I wanted to share a really encouraging story from our community that happened just this week. A group of pro-life people from the community have been holding a prayer vigil every Monday morning outside of the Germantown clinic. This Monday, a woman went into the clinic for a scheduled abortion. While she was inside, the group of about 90 was praying hard for her and her baby. A short time later, she came back outside and told them, "I knew the love was out here and not in there." She also said that the clinic was "disgusting and the people are mean in there." She talked with the pro-life group for awhile and ended up accompanying one of them to the Shady Grove Pregnancy Center, which exists to help women like her who feel like abortion is their only option.
This reminds me a lot of another story I heard from a friend at Grove City College some years ago. My friend had been part of a group of people praying outside the abortion clinic in Pittsburgh when a woman came up and starting talking with a priest who was part of the group. It turned out that the priest had been standing outside the clinic praying a couple of years earlier when she arrived to have an abortion. He spoke with her, but she decided to have her abortion anyway. Now, two years later, she was pregnant again, and she remembered that the priest had demonstrated genuine love and concern for her, while the employees at the clinic had been cold and uncaring. She came and found the priest and told him she didn't want to have another abortion and asked for his help.
Stories like these give me hope that our prayers, protests, and vigils are not in vain. It makes me joyful and thankful to God to hear of these examples where love won out, a baby's life was spared, and a pregnant woman was able to find help and support.
These stories also highlight the vast difference between the pro-life pregnancy centers and the pro-choice abortion centers. Both supposedly exist to help pregnant women, but the contrast could not be greater. The reason these women found the people in the abortion clinics to be cold and unfeeling is because they are doing it for money, pure and simple.
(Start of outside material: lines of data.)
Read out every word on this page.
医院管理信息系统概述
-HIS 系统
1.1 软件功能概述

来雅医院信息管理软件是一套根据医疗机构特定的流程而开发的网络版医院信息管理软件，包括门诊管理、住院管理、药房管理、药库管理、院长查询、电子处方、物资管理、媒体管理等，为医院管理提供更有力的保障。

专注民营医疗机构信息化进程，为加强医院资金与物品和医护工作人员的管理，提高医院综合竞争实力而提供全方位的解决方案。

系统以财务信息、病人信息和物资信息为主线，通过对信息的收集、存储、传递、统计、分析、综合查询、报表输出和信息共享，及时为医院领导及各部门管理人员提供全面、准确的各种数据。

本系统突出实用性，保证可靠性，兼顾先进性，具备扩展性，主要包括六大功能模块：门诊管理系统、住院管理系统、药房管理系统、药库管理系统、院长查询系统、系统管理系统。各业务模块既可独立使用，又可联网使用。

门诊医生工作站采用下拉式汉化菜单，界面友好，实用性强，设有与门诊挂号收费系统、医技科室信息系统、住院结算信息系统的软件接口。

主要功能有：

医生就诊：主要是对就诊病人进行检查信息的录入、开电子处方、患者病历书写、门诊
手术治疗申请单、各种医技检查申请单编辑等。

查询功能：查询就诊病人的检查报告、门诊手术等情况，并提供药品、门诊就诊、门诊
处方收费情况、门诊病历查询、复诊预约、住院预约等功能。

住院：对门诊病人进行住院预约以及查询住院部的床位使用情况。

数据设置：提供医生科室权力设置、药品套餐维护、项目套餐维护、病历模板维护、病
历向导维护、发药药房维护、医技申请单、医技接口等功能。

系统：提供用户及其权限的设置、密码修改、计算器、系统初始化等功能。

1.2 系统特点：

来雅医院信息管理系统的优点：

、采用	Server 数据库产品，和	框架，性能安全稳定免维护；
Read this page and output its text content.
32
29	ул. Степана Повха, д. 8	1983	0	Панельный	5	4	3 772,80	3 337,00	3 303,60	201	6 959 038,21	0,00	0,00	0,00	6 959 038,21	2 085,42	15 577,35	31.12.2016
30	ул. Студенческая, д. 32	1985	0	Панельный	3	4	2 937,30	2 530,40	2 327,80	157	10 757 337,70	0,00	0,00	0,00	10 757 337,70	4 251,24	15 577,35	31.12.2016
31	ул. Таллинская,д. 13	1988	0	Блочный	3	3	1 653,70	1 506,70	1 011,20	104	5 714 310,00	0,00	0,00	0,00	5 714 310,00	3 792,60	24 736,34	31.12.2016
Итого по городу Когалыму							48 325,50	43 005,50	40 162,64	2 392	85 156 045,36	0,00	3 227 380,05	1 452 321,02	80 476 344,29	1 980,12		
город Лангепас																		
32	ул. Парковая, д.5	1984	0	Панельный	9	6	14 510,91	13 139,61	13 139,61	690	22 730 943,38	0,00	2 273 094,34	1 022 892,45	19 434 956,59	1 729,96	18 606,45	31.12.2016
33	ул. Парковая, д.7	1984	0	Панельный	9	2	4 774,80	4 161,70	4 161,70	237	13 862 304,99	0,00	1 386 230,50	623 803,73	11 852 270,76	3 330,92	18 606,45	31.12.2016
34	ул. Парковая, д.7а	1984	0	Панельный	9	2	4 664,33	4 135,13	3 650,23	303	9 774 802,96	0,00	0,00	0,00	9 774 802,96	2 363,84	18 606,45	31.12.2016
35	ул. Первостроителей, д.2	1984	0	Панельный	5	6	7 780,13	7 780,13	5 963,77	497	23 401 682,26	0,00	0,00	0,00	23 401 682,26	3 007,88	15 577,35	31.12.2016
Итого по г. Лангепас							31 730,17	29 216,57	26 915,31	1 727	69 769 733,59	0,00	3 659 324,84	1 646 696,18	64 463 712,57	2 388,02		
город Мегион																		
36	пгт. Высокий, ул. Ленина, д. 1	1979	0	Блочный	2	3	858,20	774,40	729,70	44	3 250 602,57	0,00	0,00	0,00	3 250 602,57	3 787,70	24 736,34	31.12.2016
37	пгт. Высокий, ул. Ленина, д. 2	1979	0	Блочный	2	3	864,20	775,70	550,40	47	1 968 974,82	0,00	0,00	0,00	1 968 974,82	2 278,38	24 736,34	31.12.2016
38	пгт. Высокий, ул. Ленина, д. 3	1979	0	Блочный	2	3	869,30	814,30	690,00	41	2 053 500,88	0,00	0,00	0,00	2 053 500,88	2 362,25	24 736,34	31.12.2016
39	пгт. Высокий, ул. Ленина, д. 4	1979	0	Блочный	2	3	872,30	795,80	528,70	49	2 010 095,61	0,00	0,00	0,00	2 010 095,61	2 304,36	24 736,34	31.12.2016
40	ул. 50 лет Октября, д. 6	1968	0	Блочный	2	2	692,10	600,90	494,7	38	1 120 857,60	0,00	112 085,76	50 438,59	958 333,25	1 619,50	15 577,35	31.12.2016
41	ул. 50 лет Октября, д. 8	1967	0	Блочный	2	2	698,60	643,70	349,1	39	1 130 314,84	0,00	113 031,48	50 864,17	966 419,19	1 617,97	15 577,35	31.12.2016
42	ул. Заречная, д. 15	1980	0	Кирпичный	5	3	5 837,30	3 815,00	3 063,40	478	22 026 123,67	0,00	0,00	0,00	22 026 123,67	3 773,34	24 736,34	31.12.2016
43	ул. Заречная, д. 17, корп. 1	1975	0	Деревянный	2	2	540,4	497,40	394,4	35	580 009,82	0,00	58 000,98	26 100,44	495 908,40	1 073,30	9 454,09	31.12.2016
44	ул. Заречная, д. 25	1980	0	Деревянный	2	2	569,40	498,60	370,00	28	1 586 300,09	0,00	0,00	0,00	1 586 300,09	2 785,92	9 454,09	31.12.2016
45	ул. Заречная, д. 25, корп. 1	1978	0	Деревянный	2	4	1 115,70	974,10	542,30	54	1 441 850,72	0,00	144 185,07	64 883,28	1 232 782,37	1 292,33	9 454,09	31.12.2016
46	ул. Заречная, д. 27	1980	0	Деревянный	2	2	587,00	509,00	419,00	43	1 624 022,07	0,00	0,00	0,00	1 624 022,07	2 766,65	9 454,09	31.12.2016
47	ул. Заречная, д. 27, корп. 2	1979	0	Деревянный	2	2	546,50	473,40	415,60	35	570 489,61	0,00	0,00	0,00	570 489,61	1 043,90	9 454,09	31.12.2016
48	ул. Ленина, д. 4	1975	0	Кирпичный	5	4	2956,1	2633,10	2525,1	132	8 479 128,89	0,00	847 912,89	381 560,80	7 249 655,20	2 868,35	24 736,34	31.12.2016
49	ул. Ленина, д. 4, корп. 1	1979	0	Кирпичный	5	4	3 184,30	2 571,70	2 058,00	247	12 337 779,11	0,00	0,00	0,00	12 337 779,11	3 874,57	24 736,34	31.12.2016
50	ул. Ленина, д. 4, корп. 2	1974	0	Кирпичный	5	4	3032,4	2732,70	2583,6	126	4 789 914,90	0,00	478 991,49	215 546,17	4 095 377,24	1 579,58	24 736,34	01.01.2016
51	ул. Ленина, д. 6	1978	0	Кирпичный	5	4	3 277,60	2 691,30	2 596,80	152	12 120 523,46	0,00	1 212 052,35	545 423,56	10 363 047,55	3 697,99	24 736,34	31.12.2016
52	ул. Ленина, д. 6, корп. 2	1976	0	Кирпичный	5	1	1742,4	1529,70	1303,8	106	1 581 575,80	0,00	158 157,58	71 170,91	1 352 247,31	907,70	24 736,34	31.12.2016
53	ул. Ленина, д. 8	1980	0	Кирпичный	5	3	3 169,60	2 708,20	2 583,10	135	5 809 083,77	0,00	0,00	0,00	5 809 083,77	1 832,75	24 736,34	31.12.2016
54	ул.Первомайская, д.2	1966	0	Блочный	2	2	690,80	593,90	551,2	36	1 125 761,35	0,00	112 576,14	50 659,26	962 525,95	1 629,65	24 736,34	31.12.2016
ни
Abortionists and abortion clinics make thousands of dollars for each abortion they perform -- it is a multi-million dollar industry. (Abortion providers like Planned Parenthood also get a lot of federal money.) Obviously, anyone working in such a place, given the horrible sights and sounds witnessed every day (like dead dismembered babies being delivered and thrown in the trash), has to detach themselves emotionally and get through the day by mechanically processing each woman who comes in the door. Pro-life pregnancy centers, by contrast, are funded purely by churches and charitable donations and almost all their staff are unpaid. The pregnancy centers exist and are staffed because people care about these women and babies and want to help them so much they are willing to freely give of their time and money. (Unlike the abortion providers, these centers get no government money and often get a lot of harrassment from government entities like Montgomery County, MD.)
I saw this same contrast at the last pro-life walk I attended in Germantown on Sanctity of Life Sunday (the anniversary of Roe v. Wade). The small group of pro-abortion protestors (many of whom apparently were not even from the community) were chanting things like "Pro-life, that's a lie, you don't care if women die" and screaming hateful things and doing everything possible to disrupt our protest. In response to their chants, our group sang "Amazing Grace." They were angry because the police kept them on the other side of the street -- their whole purpose for being there was to get in our faces and disrupt our prayer walk. Yet I saw no one on our side respond with angry shouts. Any objective outside observers (such as people driving by and policemen directing traffic) had to see the contrast plainly.
We must, with God's help, keep up the fight, because those of us who stand for life are making a difference. And let's continue to love people -- because those stories I shared earlier are about how love won out over hatred and indifference. We will never win people's hearts and minds if we don't demonstrate with our words and actions that we really care for them.